More ways to "project" stars and special effects in a darkened classroom
The bright idea of using sequined "mermaid" fabric to project our Story of Creation galaxy nebula and stars came after the following experiment with craft sequins and a flashlight. We had glued a bunch of shiny sequins on cardboard and hit it with a bright flashlight. The effect was fun and immediate -- a ceiling full of stars. We also discovered that it was important to put the sequins on a non-reflective surface like cardboard.
Keep one of these handheld "star reflectors" in your drama supply closet for some quick stars in the sky.
While we glued our sequins in this experiment, they do sell "stick on" sequins which a student or teacher could easily stick to the cardboard and hold in their hand to shine stars up on the ceiling.

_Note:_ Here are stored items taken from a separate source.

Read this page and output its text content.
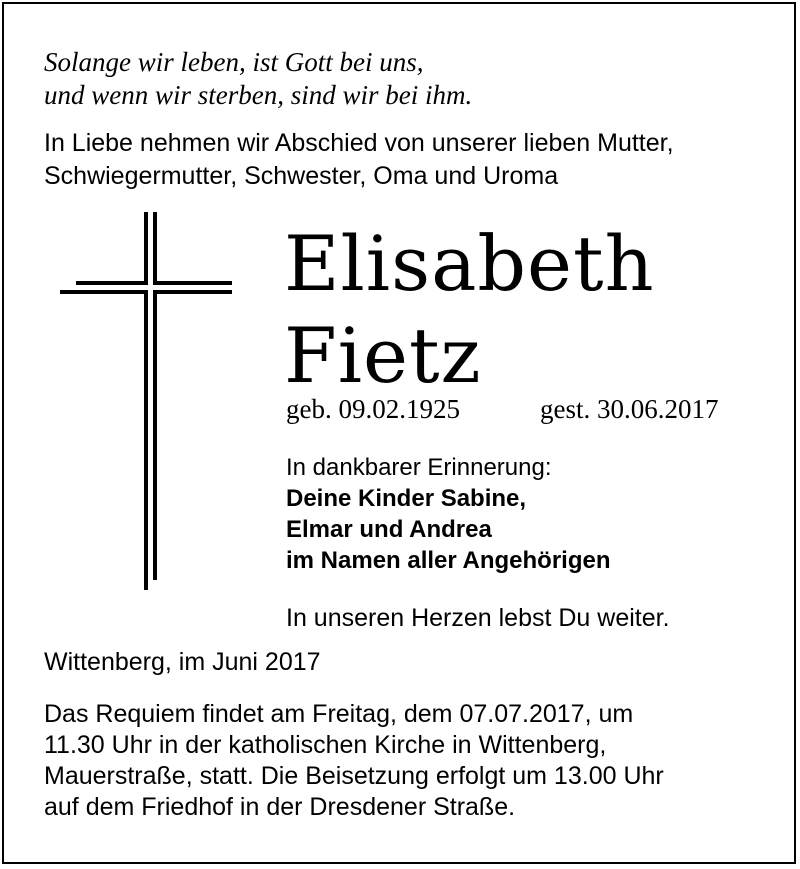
Solange wir leben, ist Gott bei uns,
und wenn wir sterben, sind wir bei ihm.
In Liebe nehmen wir Abschied von unserer lieben Mutter,
Schwiegermutter, Schwester, Oma und Uroma
Elisabeth
Fietz
geb. 09.02.1925	gest. 30.06.2017
In dankbarer Erinnerung:
Deine Kinder Sabine,
Elmar und Andrea
im Namen aller Angehörigen
In unseren Herzen lebst Du weiter.
Wittenberg, im Juni 2017
Das Requiem findet am Freitag, dem 07.07.2017, um
11.30 Uhr in der katholischen Kirche in Wittenberg,
Mauerstraße, statt. Die Beisetzung erfolgt um 13.00 Uhr
auf dem Friedhof in der Dresdener Straße.
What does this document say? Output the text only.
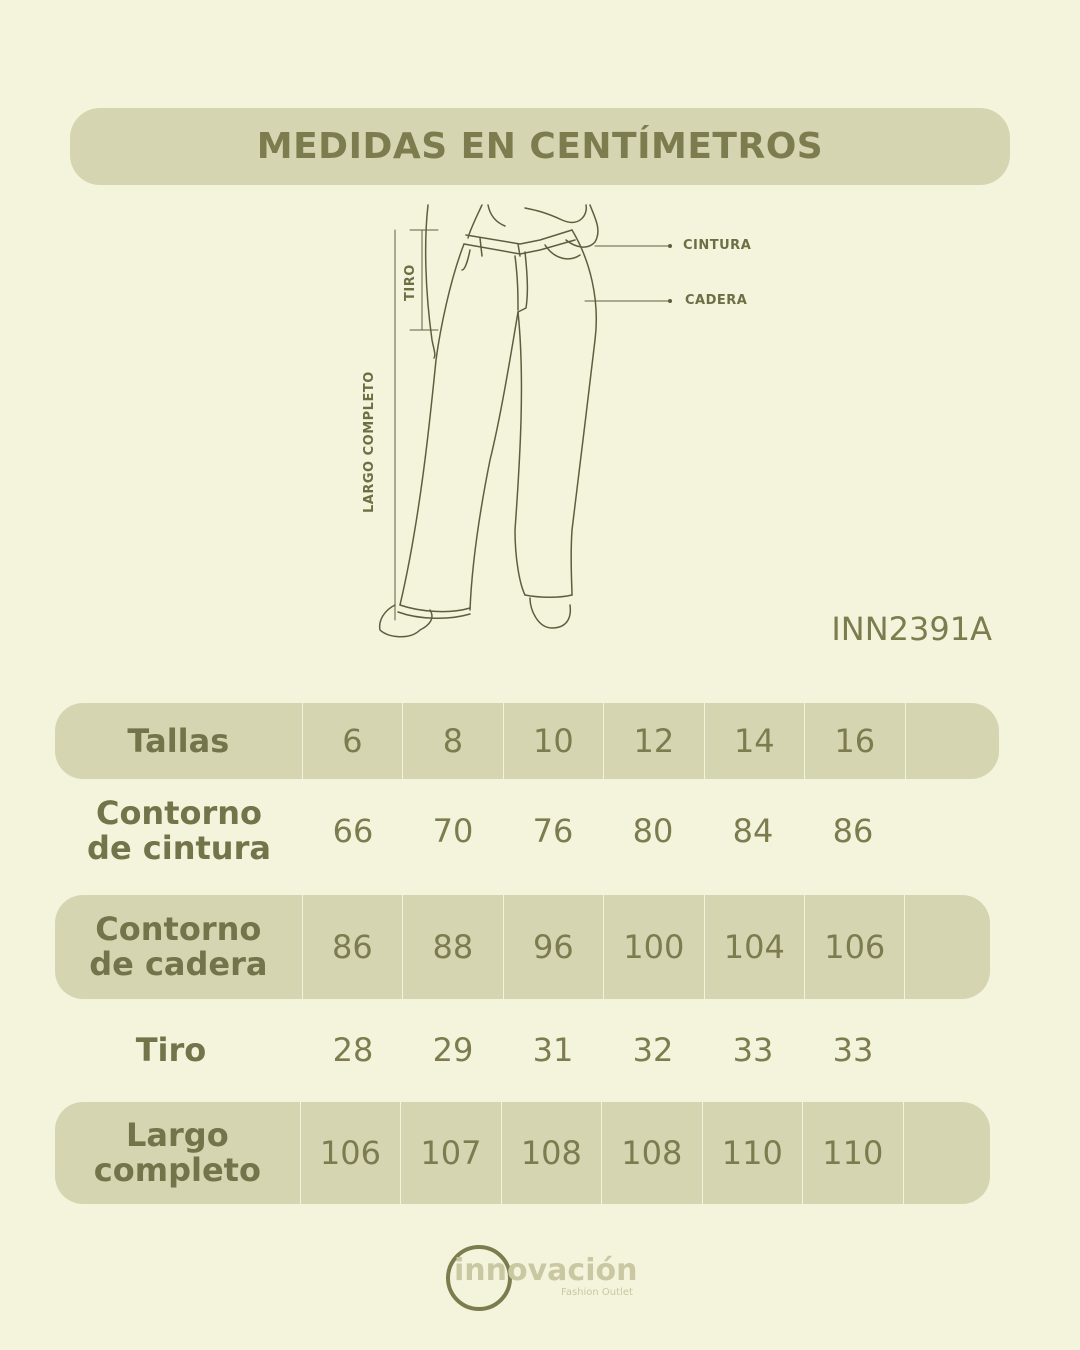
MEDIDAS EN CENTÍMETROS
CINTURA
CADERA
TIRO
LARGO COMPLETO
INN2391A
Tallas	6	8	10	12	14	16
Contorno
de cintura	66	70	76	80	84	86
Contorno
de cadera	86	88	96	100	104	106
Tiro	28	29	31	32	33	33
Largo
completo	106	107	108	108	110	110
innovación
Fashion Outlet
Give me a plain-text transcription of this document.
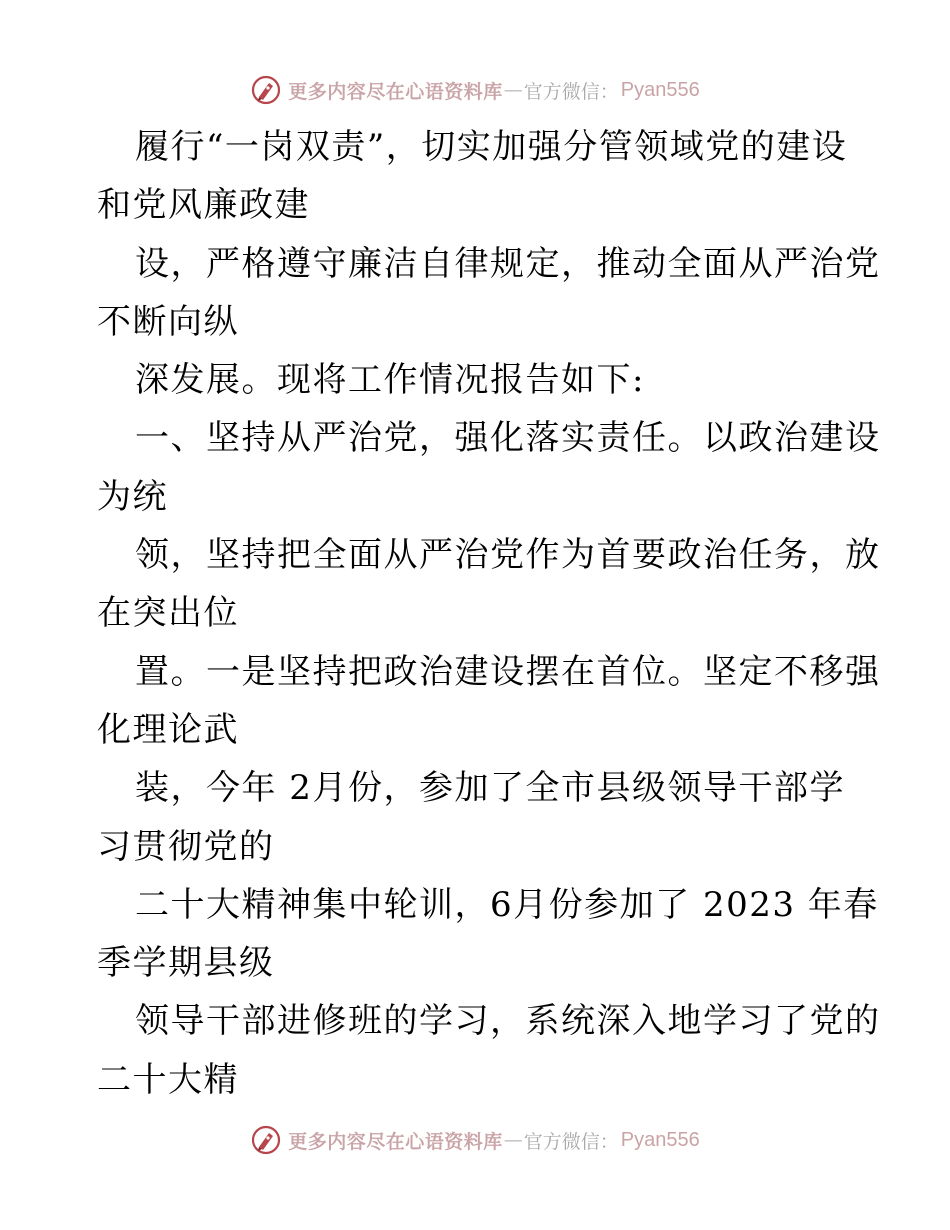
更多内容尽在心语资料库 — 官方微信： Pyan556
履行“一岗双责”，切实加强分管领域党的建设
和党风廉政建
设，严格遵守廉洁自律规定，推动全面从严治党
不断向纵
深发展。现将工作情况报告如下:
一、坚持从严治党，强化落实责任。以政治建设
为统
领，坚持把全面从严治党作为首要政治任务，放
在突出位
置。一是坚持把政治建设摆在首位。坚定不移强
化理论武
装，今年 2月份，参加了全市县级领导干部学
习贯彻党的
二十大精神集中轮训，6月份参加了 2023 年春
季学期县级
领导干部进修班的学习，系统深入地学习了党的
二十大精
更多内容尽在心语资料库 — 官方微信： Pyan556
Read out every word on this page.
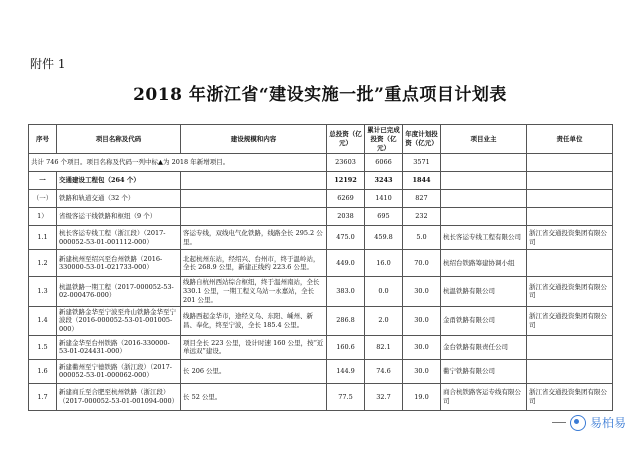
附件 1
2018 年浙江省“建设实施一批”重点项目计划表
序号	项目名称及代码	建设规模和内容	总投资（亿元）	累计已完成投资（亿元）	年度计划投资（亿元）	项目业主	责任单位
共计 746 个项目。项目名称及代码一列中标▲为 2018 年新增项目。			23603	6066	3571		
一	交通建设工程包（264 个）		12192	3243	1844		
（一）	铁路和轨道交通（32 个）		6269	1410	827		
1）	省级客运干线铁路和枢纽（9 个）		2038	695	232		
1.1	杭长客运专线工程（浙江段）（2017-000052-53-01-001112-000）	客运专线，双线电气化铁路，线路全长 295.2 公里。	475.0	459.8	5.0	杭长客运专线工程有限公司	浙江省交通投资集团有限公司
1.2	新建杭州至绍兴至台州铁路（2016-330000-53-01-021733-000）	北起杭州东站，经绍兴、台州市，终于温岭站，全长 268.9 公里，新建正线约 223.6 公里。	449.0	16.0	70.0	杭绍台铁路筹建协调小组	
1.3	杭温铁路一期工程（2017-000052-53-02-000476-000）	线路自杭州西站综合枢纽，终于温州南站，全长 330.1 公里，一期工程义乌站一永嘉站，全长 201 公里。	383.0	0.0	30.0	杭温铁路有限公司	浙江省交通投资集团有限公司
1.4	新建铁路金华至宁波至舟山铁路金华至宁波段（2016-000052-53-01-001005-000）	线路西起金华市，途经义乌、东阳、嵊州、新昌、奉化，终至宁波，全长 185.4 公里。	286.8	2.0	30.0	金甬铁路有限公司	浙江省交通投资集团有限公司
1.5	新建金华至台州铁路（2016-330000-53-01-024431-000）	项目全长 223 公里，设计时速 160 公里，按“近单远双”建设。	160.6	82.1	30.0	金台铁路有限责任公司	
1.6	新建衢州至宁德铁路（浙江段）（2017-000052-53-01-000062-000）	长 206 公里。	144.9	74.6	30.0	衢宁铁路有限公司	
1.7	新建商丘至合肥至杭州铁路（浙江段）（2017-000052-53-01-001094-000）	长 52 公里。	77.5	32.7	19.0	商合杭铁路客运专线有限公司	浙江省交通投资集团有限公司
易柏易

We also experimented with other ways to project "space things" on the ceiling. In this "projector" we painted a cut-glass jelly jar using red and blue translucent paints (the kind you find in a craft store next to those "paint your own plastic stained glass" kits). Below is a photo of our "Red Giant Jar" which just happens to be sitting on some blue/silver mermaid fabric.
The student puts the jar over their flashlight and slowly turns it. See the video for the effect.
Tip: We had to put a pretty thick coat of red and blue on the jar because otherwise, our1300 lumens flashlight washed it out on the ceiling.
We also wrapped some foil around the bottom of the jar --inside and outside, to reduce the noise of the glass jar against our metal flashlight.
Imagine making a couple of "glass jar" effects and adding them to the "galaxy/nebula/star" effect described in the first post. We did that for the Writing Team's Story of Creation Drama Workshop. We made the "beginning of Creation" effects to go with a special music video we were showing and interacting with at the same time.
Having a bright flashlight, and more than one of them, will be a big help in creating your drama's special effects.